= Starlight Networks =

Starlight Networks was founded in 1991 by Charlie Bass, Jim Long and Mark Gang with backing from investors Accel Partners and Interwest Partners. The company created some of the first commercial video-on-demand and video streaming products. The first Starlight Networks product was named StarWorks and enabled on-demand MPEG1 full motion videos to be randomly accessed on corporate IP networks. Later a version was released for Novell named Starware.

Originally, the press to networked video as "store & forward video" but that changed after Starlight Networks began describing it as "streaming video". In late 1996 as Starlight added support for live presentations integrating live streaming video with slides and chat, they referred to such solutions as "InterMedia Networking". The 'live' streaming product was named StarLive.

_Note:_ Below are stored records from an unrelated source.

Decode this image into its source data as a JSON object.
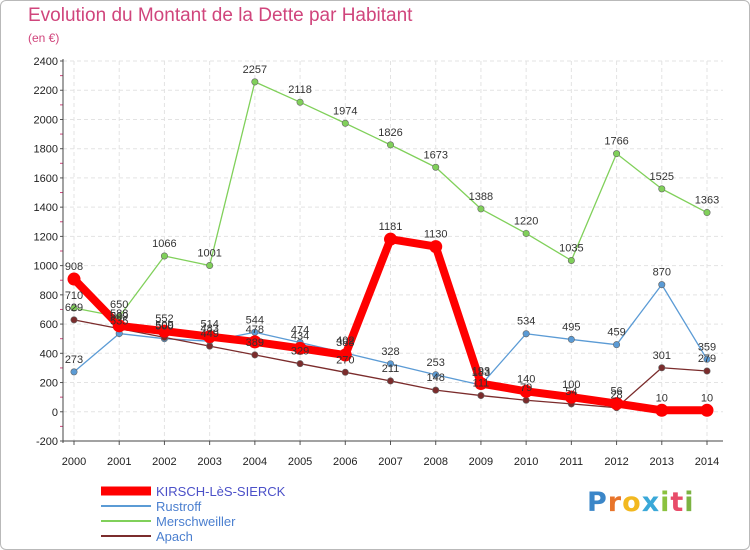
{
  "title": "Evolution du Montant de la Dette par Habitant",
  "subtitle": "(en €)",
  "logo": {
    "letters": [
      "P",
      "r",
      "o",
      "x",
      "i",
      "t",
      "i"
    ],
    "colors": [
      "#3b86c8",
      "#e8742a",
      "#f2b820",
      "#3aa8d8",
      "#8bc23f",
      "#e84c6a",
      "#7cb342"
    ]
  },
  "chart_data": {
    "type": "line",
    "title": "Evolution du Montant de la Dette par Habitant",
    "subtitle": "(en €)",
    "xlabel": "",
    "ylabel": "",
    "x": [
      "2000",
      "2001",
      "2002",
      "2003",
      "2004",
      "2005",
      "2006",
      "2007",
      "2008",
      "2009",
      "2010",
      "2011",
      "2012",
      "2013",
      "2014"
    ],
    "ylim": [
      -200,
      2400
    ],
    "yticks": [
      "-200",
      "0",
      "200",
      "400",
      "600",
      "800",
      "1000",
      "1200",
      "1400",
      "1600",
      "1800",
      "2000",
      "2200",
      "2400"
    ],
    "grid": true,
    "legend": "bottom-left",
    "series": [
      {
        "name": "KIRSCH-LèS-SIERCK",
        "color": "#ff0000",
        "values": [
          908,
          588,
          552,
          514,
          478,
          434,
          388,
          1181,
          1130,
          193,
          140,
          100,
          56,
          10,
          10
        ],
        "labels": [
          "908",
          "588",
          "552",
          "514",
          "478",
          "434",
          "388",
          "1181",
          "1130",
          "193",
          "140",
          "100",
          "56",
          "10",
          "10"
        ]
      },
      {
        "name": "Rustroff",
        "color": "#5b9bd5",
        "values": [
          273,
          535,
          500,
          483,
          544,
          474,
          402,
          328,
          253,
          183,
          534,
          495,
          459,
          870,
          359
        ],
        "labels": [
          "273",
          "535",
          "500",
          "483",
          "544",
          "474",
          "402",
          "328",
          "253",
          "183",
          "534",
          "495",
          "459",
          "870",
          "359"
        ]
      },
      {
        "name": "Merschweiller",
        "color": "#80d05a",
        "values": [
          710,
          650,
          1066,
          1001,
          2257,
          2118,
          1974,
          1826,
          1673,
          1388,
          1220,
          1035,
          1766,
          1525,
          1363
        ],
        "labels": [
          "710",
          "650",
          "1066",
          "1001",
          "2257",
          "2118",
          "1974",
          "1826",
          "1673",
          "1388",
          "1220",
          "1035",
          "1766",
          "1525",
          "1363"
        ]
      },
      {
        "name": "Apach",
        "color": "#7b2c2c",
        "values": [
          629,
          569,
          509,
          449,
          389,
          329,
          270,
          211,
          148,
          111,
          79,
          54,
          28,
          301,
          279
        ],
        "labels": [
          "629",
          "569",
          "509",
          "449",
          "389",
          "329",
          "270",
          "211",
          "148",
          "111",
          "79",
          "54",
          "28",
          "301",
          "279"
        ]
      }
    ]
  }
}
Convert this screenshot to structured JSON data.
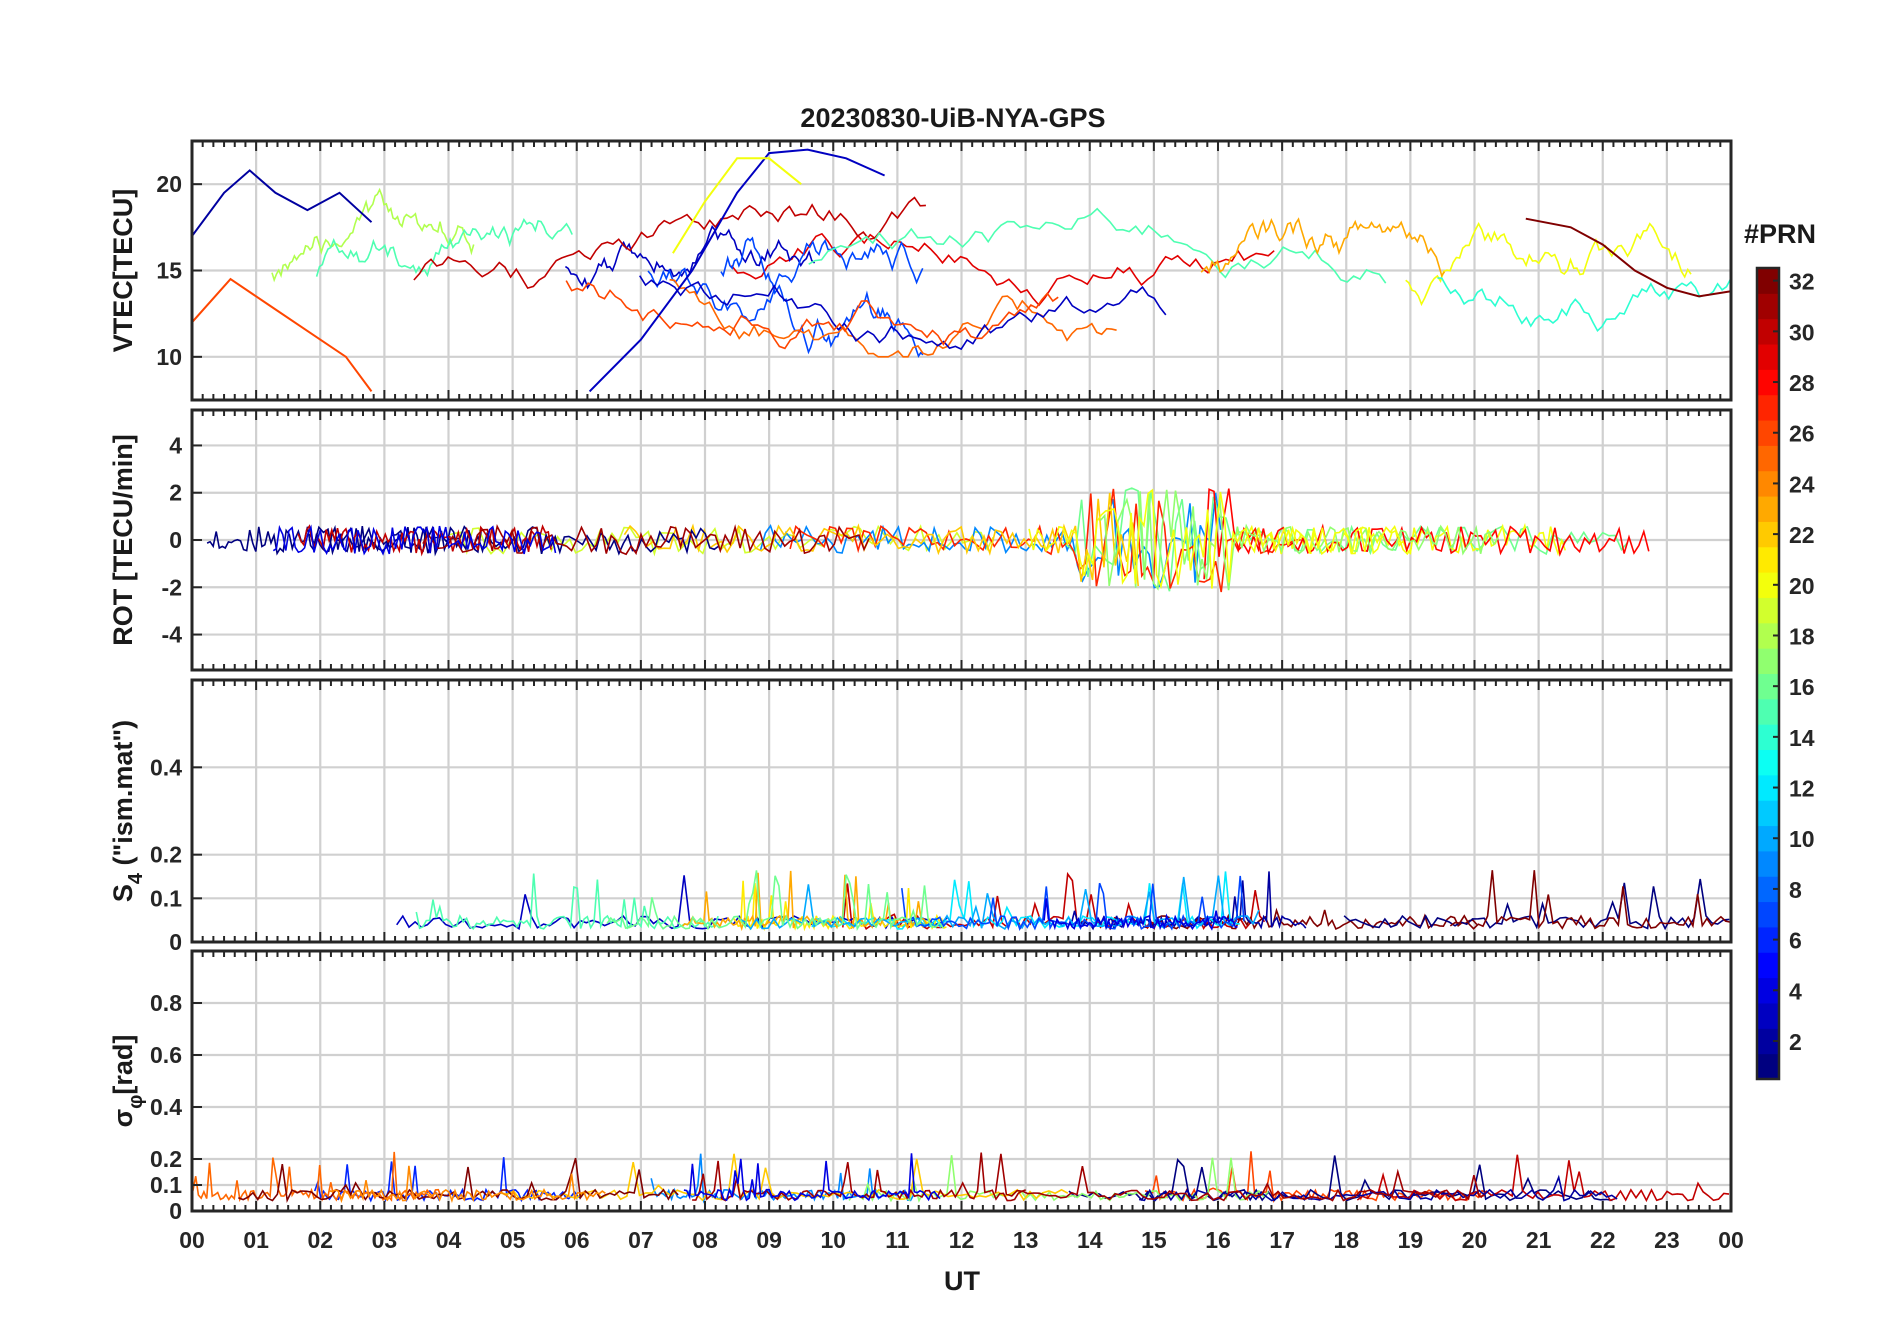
{
  "chart_data": {
    "type": "line",
    "title": "20230830-UiB-NYA-GPS",
    "x_axis": {
      "label": "UT",
      "tick_labels": [
        "00",
        "01",
        "02",
        "03",
        "04",
        "05",
        "06",
        "07",
        "08",
        "09",
        "10",
        "11",
        "12",
        "13",
        "14",
        "15",
        "16",
        "17",
        "18",
        "19",
        "20",
        "21",
        "22",
        "23",
        "00"
      ],
      "range_hours": [
        0,
        24
      ]
    },
    "colorbar": {
      "label": "#PRN",
      "range": [
        1,
        32
      ],
      "tick_labels": [
        "2",
        "4",
        "6",
        "8",
        "10",
        "12",
        "14",
        "16",
        "18",
        "20",
        "22",
        "24",
        "26",
        "28",
        "30",
        "32"
      ],
      "colormap": "jet",
      "colors": [
        "#00008f",
        "#0000ff",
        "#0080ff",
        "#00ffff",
        "#80ff80",
        "#ffff00",
        "#ff8000",
        "#ff0000",
        "#800000"
      ]
    },
    "panels": [
      {
        "id": "vtec",
        "ylabel": "VTEC[TECU]",
        "ylim": [
          7.5,
          22.5
        ],
        "yticks": [
          10,
          15,
          20
        ],
        "grid": true,
        "envelope": {
          "base": 15,
          "min": 8,
          "max": 22
        },
        "series": [
          {
            "name": "PRN 2",
            "x": [
              0,
              0.5,
              0.9,
              1.3,
              1.8,
              2.3,
              2.8
            ],
            "y": [
              17.0,
              19.5,
              20.8,
              19.5,
              18.5,
              19.5,
              17.8
            ]
          },
          {
            "name": "PRN 3",
            "x": [
              6.2,
              7.0,
              7.8,
              8.5,
              9.0,
              9.6,
              10.2,
              10.8
            ],
            "y": [
              8.0,
              11.0,
              15.0,
              19.5,
              21.8,
              22.0,
              21.5,
              20.5
            ]
          },
          {
            "name": "PRN 26",
            "x": [
              0,
              0.6,
              1.2,
              1.8,
              2.4,
              2.8
            ],
            "y": [
              12.0,
              14.5,
              13.0,
              11.5,
              10.0,
              8.0
            ]
          },
          {
            "name": "PRN 32",
            "x": [
              20.8,
              21.5,
              22.0,
              22.5,
              23.0,
              23.5,
              24.0
            ],
            "y": [
              18.0,
              17.5,
              16.5,
              15.0,
              14.0,
              13.5,
              13.8
            ]
          },
          {
            "name": "PRN 20",
            "x": [
              7.5,
              8.0,
              8.5,
              9.0,
              9.5
            ],
            "y": [
              16.0,
              19.0,
              21.5,
              21.5,
              20.0
            ]
          }
        ]
      },
      {
        "id": "rot",
        "ylabel": "ROT [TECU/min]",
        "ylim": [
          -5.5,
          5.5
        ],
        "yticks": [
          -4,
          -2,
          0,
          2,
          4
        ],
        "grid": true,
        "envelope": {
          "base": 0,
          "min": -4,
          "max": 5.5
        }
      },
      {
        "id": "s4",
        "ylabel": "S4 (\"ism.mat\")",
        "ylabel_main": "S",
        "ylabel_sub": "4",
        "ylabel_rest": " (\"ism.mat\")",
        "ylim": [
          0,
          0.6
        ],
        "yticks": [
          0,
          0.1,
          0.2,
          0.4
        ],
        "grid": true,
        "envelope": {
          "base": 0.03,
          "min": 0,
          "max": 0.25
        }
      },
      {
        "id": "sigma",
        "ylabel": "σφ[rad]",
        "ylabel_main": "σ",
        "ylabel_sub": "φ",
        "ylabel_rest": "[rad]",
        "ylim": [
          0,
          1.0
        ],
        "yticks": [
          0,
          0.1,
          0.2,
          0.4,
          0.6,
          0.8
        ],
        "grid": true,
        "envelope": {
          "base": 0.04,
          "min": 0,
          "max": 0.35
        }
      }
    ]
  }
}
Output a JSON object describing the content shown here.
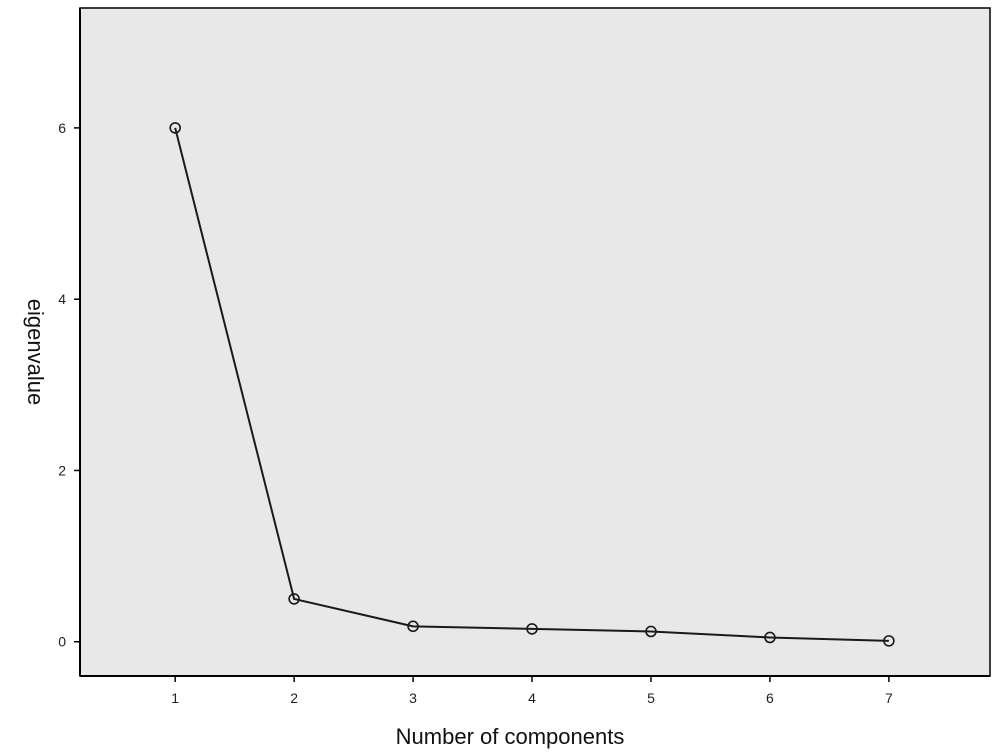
{
  "chart_data": {
    "type": "line",
    "title": "",
    "xlabel": "Number of components",
    "ylabel": "eigenvalue",
    "x": [
      1,
      2,
      3,
      4,
      5,
      6,
      7
    ],
    "series": [
      {
        "values": [
          6.0,
          0.5,
          0.18,
          0.15,
          0.12,
          0.05,
          0.01
        ]
      }
    ],
    "xlim": [
      0.2,
      7.85
    ],
    "ylim": [
      -0.4,
      7.4
    ],
    "xticks": [
      "1",
      "2",
      "3",
      "4",
      "5",
      "6",
      "7"
    ],
    "yticks": [
      "0",
      "2",
      "4",
      "6"
    ],
    "grid": false,
    "marker": "open-circle",
    "colors": {
      "plot_background": "#e8e8e8",
      "line": "#1a1a1a",
      "axis": "#000000"
    }
  }
}
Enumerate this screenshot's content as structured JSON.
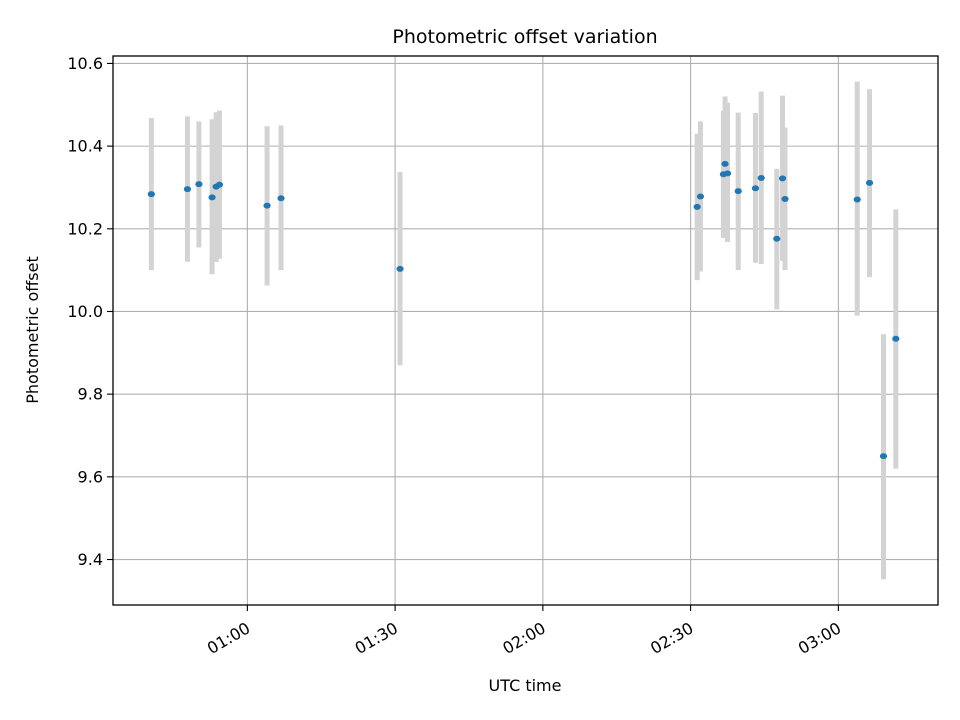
{
  "chart_data": {
    "type": "scatter",
    "title": "Photometric offset variation",
    "xlabel": "UTC time",
    "ylabel": "Photometric offset",
    "x_unit": "UTC time (HH:MM)",
    "xlim": [
      "00:32:43",
      "03:20:14"
    ],
    "ylim": [
      9.29,
      10.618
    ],
    "xticks": [
      "01:00",
      "01:30",
      "02:00",
      "02:30",
      "03:00"
    ],
    "yticks": [
      9.4,
      9.6,
      9.8,
      10.0,
      10.2,
      10.4,
      10.6
    ],
    "ytick_labels": [
      "9.4",
      "9.6",
      "9.8",
      "10.0",
      "10.2",
      "10.4",
      "10.6"
    ],
    "grid": true,
    "colors": {
      "marker": "#1f77b4",
      "errorbar": "#d3d3d3",
      "grid": "#b0b0b0",
      "axes": "#000000"
    },
    "series": [
      {
        "marker": "dot",
        "points": [
          {
            "x": "00:40:30",
            "y": 10.284,
            "ylo": 10.1,
            "yhi": 10.468
          },
          {
            "x": "00:47:50",
            "y": 10.296,
            "ylo": 10.12,
            "yhi": 10.472
          },
          {
            "x": "00:50:10",
            "y": 10.308,
            "ylo": 10.155,
            "yhi": 10.46
          },
          {
            "x": "00:52:50",
            "y": 10.276,
            "ylo": 10.09,
            "yhi": 10.465
          },
          {
            "x": "00:53:40",
            "y": 10.302,
            "ylo": 10.12,
            "yhi": 10.482
          },
          {
            "x": "00:54:20",
            "y": 10.307,
            "ylo": 10.128,
            "yhi": 10.486
          },
          {
            "x": "01:04:00",
            "y": 10.256,
            "ylo": 10.063,
            "yhi": 10.448
          },
          {
            "x": "01:06:50",
            "y": 10.274,
            "ylo": 10.1,
            "yhi": 10.45
          },
          {
            "x": "01:31:00",
            "y": 10.103,
            "ylo": 9.87,
            "yhi": 10.337
          },
          {
            "x": "02:31:20",
            "y": 10.253,
            "ylo": 10.076,
            "yhi": 10.43
          },
          {
            "x": "02:32:00",
            "y": 10.278,
            "ylo": 10.097,
            "yhi": 10.46
          },
          {
            "x": "02:36:40",
            "y": 10.332,
            "ylo": 10.178,
            "yhi": 10.486
          },
          {
            "x": "02:37:00",
            "y": 10.357,
            "ylo": 10.185,
            "yhi": 10.52
          },
          {
            "x": "02:37:30",
            "y": 10.334,
            "ylo": 10.168,
            "yhi": 10.505
          },
          {
            "x": "02:39:40",
            "y": 10.291,
            "ylo": 10.1,
            "yhi": 10.481
          },
          {
            "x": "02:43:10",
            "y": 10.298,
            "ylo": 10.118,
            "yhi": 10.48
          },
          {
            "x": "02:44:20",
            "y": 10.323,
            "ylo": 10.115,
            "yhi": 10.532
          },
          {
            "x": "02:47:30",
            "y": 10.176,
            "ylo": 10.005,
            "yhi": 10.345
          },
          {
            "x": "02:48:40",
            "y": 10.322,
            "ylo": 10.122,
            "yhi": 10.522
          },
          {
            "x": "02:49:10",
            "y": 10.272,
            "ylo": 10.1,
            "yhi": 10.445
          },
          {
            "x": "03:03:50",
            "y": 10.271,
            "ylo": 9.99,
            "yhi": 10.556
          },
          {
            "x": "03:06:20",
            "y": 10.311,
            "ylo": 10.083,
            "yhi": 10.538
          },
          {
            "x": "03:09:10",
            "y": 9.65,
            "ylo": 9.352,
            "yhi": 9.945
          },
          {
            "x": "03:11:40",
            "y": 9.934,
            "ylo": 9.62,
            "yhi": 10.247
          }
        ]
      }
    ]
  }
}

In 1995, Starlight introduced streaming video over satellites with Hughes Network Systems. In February 1998 Starlight introduced one of the first full motion video Web conferencing products, StarLive! (the exclamation point was part of the product name). Technology analyst Om Malik wrote in May 1998 how Starlight software helped power Bloomberg Television and Starlight partnered with RealNetworks to enable Web conferencing at Smith Barney. General Electric also tapped Starlight Products for corporate communications and training. Starlight streaming VOD products were also used for media applications such as powering all the video kiosks in the brand new at the time Cleveland Rock N' Roll Hall of Fame or Universal Studios using a networked Starlight video server to serve up 'dailies' to employees rather than using video-tapes copied for all and distributed manually.

Other investors included: Sequoia Capital, and Merrill, Pickard, Anderson, and Eyre Ventures. Starlight was acquired by PictureTel Corp. in 1998.